The Anti-Discrimination Tribunal’s decision in the “handshake-case”

The Anti-Discrimination Tribunal’s decision in the “handshake-case”

The Anti-Discrimination Tribunal has now made its decision in the so-called “handshake-case”. In this case, a substitute teacher refused to greet women with a handshake due to religious beliefs. The municipality’s requirement for extended employment was that he had to greet both genders with a handshake. The substitute teacher refused to comply with this requirement, and his employment was therefore not extended. The question was whether he was discriminated on the basis of religion due to this requirement.


The Tribunal’s decision regarding the employment

The Tribunal unanimously stated that the substitute teacher was subject to differential treatment in violation of the main rule regarding discrimination on the basis of religion.

The Tribunal subsequently discussed whether the differential treatment was lawful under the exception to the prohibition against discrimination. Differential treatment is lawful if it

  • has an objective purpose
  • is necessary to achieve the purpose and
  • does not have a disproportionate negative impact.

The Tribunal divided themselves into a majority and a minority regarding this question. The majority found that the abovementioned conditions were met, and that the differential treatment was lawful. The minority found the opposite.

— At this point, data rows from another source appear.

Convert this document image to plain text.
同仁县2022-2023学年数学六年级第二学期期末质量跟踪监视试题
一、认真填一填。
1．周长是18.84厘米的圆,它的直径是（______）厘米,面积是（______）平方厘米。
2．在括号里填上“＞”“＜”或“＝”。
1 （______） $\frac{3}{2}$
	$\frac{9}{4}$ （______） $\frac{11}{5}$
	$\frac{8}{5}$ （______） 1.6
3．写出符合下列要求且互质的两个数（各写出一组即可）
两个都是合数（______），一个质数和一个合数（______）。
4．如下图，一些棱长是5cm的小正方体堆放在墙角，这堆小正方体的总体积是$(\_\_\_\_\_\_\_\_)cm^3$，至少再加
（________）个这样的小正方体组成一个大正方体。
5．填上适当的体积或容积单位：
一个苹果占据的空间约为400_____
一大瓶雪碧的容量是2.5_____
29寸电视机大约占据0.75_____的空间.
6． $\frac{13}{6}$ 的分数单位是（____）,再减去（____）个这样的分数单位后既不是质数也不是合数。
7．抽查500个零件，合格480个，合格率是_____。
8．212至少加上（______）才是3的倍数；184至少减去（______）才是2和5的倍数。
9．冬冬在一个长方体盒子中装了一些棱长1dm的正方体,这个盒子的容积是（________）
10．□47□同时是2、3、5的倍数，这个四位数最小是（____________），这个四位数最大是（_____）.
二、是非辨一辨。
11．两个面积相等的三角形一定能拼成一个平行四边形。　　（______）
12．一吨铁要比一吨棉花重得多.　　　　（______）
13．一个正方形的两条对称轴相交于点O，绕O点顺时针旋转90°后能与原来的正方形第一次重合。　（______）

The majority meant that the requirement to greet women with a handshake had an objective purpose, with reference to the strong principle of equality between the genders in the Norwegian society and the public school. Furthermore, the majority meant that the requirement was necessary to achieve equality, as there was no alternative to the requirement to greet everyone with a handshake. To introduce a new and gender-neutral way of greeting would seem odd. The Tribunal thereafter discussed the proportionality, and balanced the principle of equality with the principle of religious freedom. The majority found that the principle of gender equality was so strong in Norway that the principle of religious freedom had to be set aside in this case. The differential treatment was therefore not disproportionate.

The minority found that that the requirement to greet both genders with a handshake did not have an objective purpose. Nor was it necessary or proportionate.

Read the decision here. (Norwegian). 


The Tribunal’s decision regarding The Norwegian Labour and Welfare Administration’s statements and decision regarding social aid

In connection with the handshake-case, the question of whether The Norwegian Labour and Welfare Administration (NAV) had discriminated the substitute teacher arose. NAV argued that he declined to undertake paid work as he refused to greet both men and women with a handshake, and therefore reduced his social benefits.

In a meeting with the substitute teacher, the employee at NAV informed him of the consequences of still refusing to greet women with a handshake, and thus declining extended employment at the school. She compared the situation with her travelling to Saudi Arabia, and urged him to adapt to the country where he is staying. The employee at NAV further said: “Do you know where social aid comes from? It comes from taxpayers, from the liquor store, from pig farmers, from shops selling alcohol. So, there’s no alternative to grant you this, since you are so religious”.

The Tribunal did not find that the statements had an objective purpose, and concluded that the statements were discriminatory.

The majority of the Tribunal stated that the decision to not grant him social aid was discriminatory. The majority emphasized that the decision was disproportionate, as it had severe consequences for the substitute teacher and his family, and the family’s economic basis for living was threatened.